PROLOG
Cinta, sebuah kata yang begitu sederhana namun tak pernah benar-benar bisa dijelaskan. Dalam setiap langkah hidupku, aku mencoba memahami apa artinya mencintai — bukan sekadar memiliki, tapi mengerti, menerima, dan melepaskan dengan tenang.
Aku sering berpikir, mungkin aku lahir tanpa takdir untuk mencintai.
Bukan karena aku tak ingin, tapi karena setiap kali aku mencoba memahami cinta, yang menjawab hanyalah gema dari diriku sendiri — sunyi, berulang, dan samar.
Aku tidak pernah jatuh cinta, setidaknya bukan dalam arti yang orang-orang pahami.
Yang pernah singgah hanyalah rasa penasaran, kekaguman, atau sekadar obsesi yang menuntut untuk disebut “cinta”.
Tapi aku tahu, jauh di dalam, itu bukan cinta — hanya bayangannya.
Cinta yang kubentuk dari kata, bukan dari rasa.
Mereka bilang cinta membuatmu hidup, tapi aku justru merasa hidup justru karena aku tak memilikinya.
Aku bisa menatap cinta dari jauh, mempelajarinya, membedahnya seperti filsuf yang tak ingin terseret arus perasaannya sendiri.
Barangkali ini cara jiwaku bertahan: dengan memahami, bukan merasakan.
Karena mencintai berarti membuka diri terhadap kehilangan, dan aku belum siap untuk kehilangan sesuatu yang bahkan belum pernah kumiliki.
Kadang aku iri pada mereka yang jatuh cinta dengan mudah — yang bisa menangis, tertawa, lalu jatuh lagi tanpa takut terluka.
Aku ingin tahu seperti apa rasanya; detak yang tak bisa dikendalikan, logika yang rela menunduk, atau air mata yang terasa indah hanya karena datang dari cinta.
Tapi setiap kali aku mendekat pada kemungkinan itu, cinta menjauh.
Seolah berkata, “belum saatnya kamu merasa.”
Aku pernah berpikir, mungkin cinta hanyalah konsep — ilusi yang manusia ciptakan agar kesepian terasa lebih bermakna.

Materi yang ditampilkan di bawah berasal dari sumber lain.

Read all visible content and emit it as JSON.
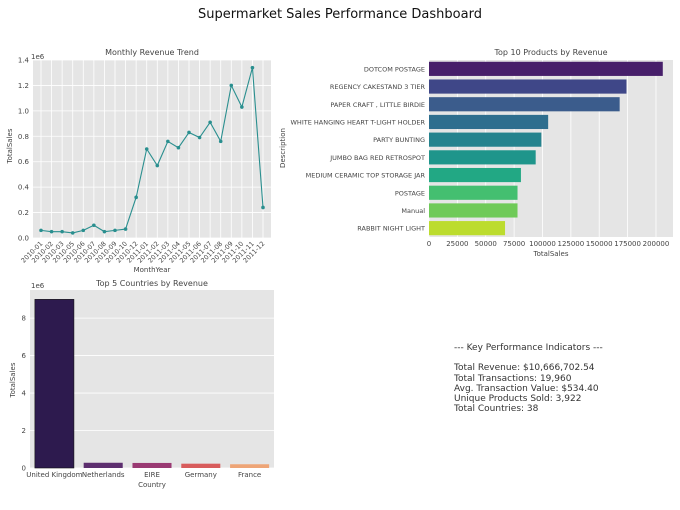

Namun semakin kupelajari, semakin aku sadar: cinta memang tidak bisa dibuktikan, tapi ia juga tidak bisa disangkal.
Ia seperti bayangan — hanya muncul ketika ada cahaya kesadaran, tapi lenyap ketika kita mencoba menggenggamnya.
“Cinta bukanlah perasaan yang ditemukan,” tulis Kierkegaard, “melainkan keputusan yang disadari.”
Dan mungkin di situlah letak perbedaanku dengan mereka yang mencintai.
Aku memahami keputusan itu, tapi belum pernah menjalaninya.
Aku berdiri di tepi cinta, memandangnya dari jauh, mencatat bentuknya, tapi tak pernah melangkah ke dalam.
Dan dari tepian inilah aku menulis — bukan untuk mengajari, bukan pula untuk memuja,
Tapi untuk mengingatkan diriku bahwa bahkan tanpa mencintai, aku masih bisa belajar dari cinta.
Bahwa cinta, mungkin, bukan sekadar hubungan antara dua jiwa…
Melainkan cara semesta menegur kita agar tetap menjadi manusia.
Filosofi singkat
> “Tak semua yang memahami cinta, sanggup menjalaninya.
Tapi mereka yang belum mencintai pun, masih bisa belajar jadi manusia dari caranya memaknai cinta.”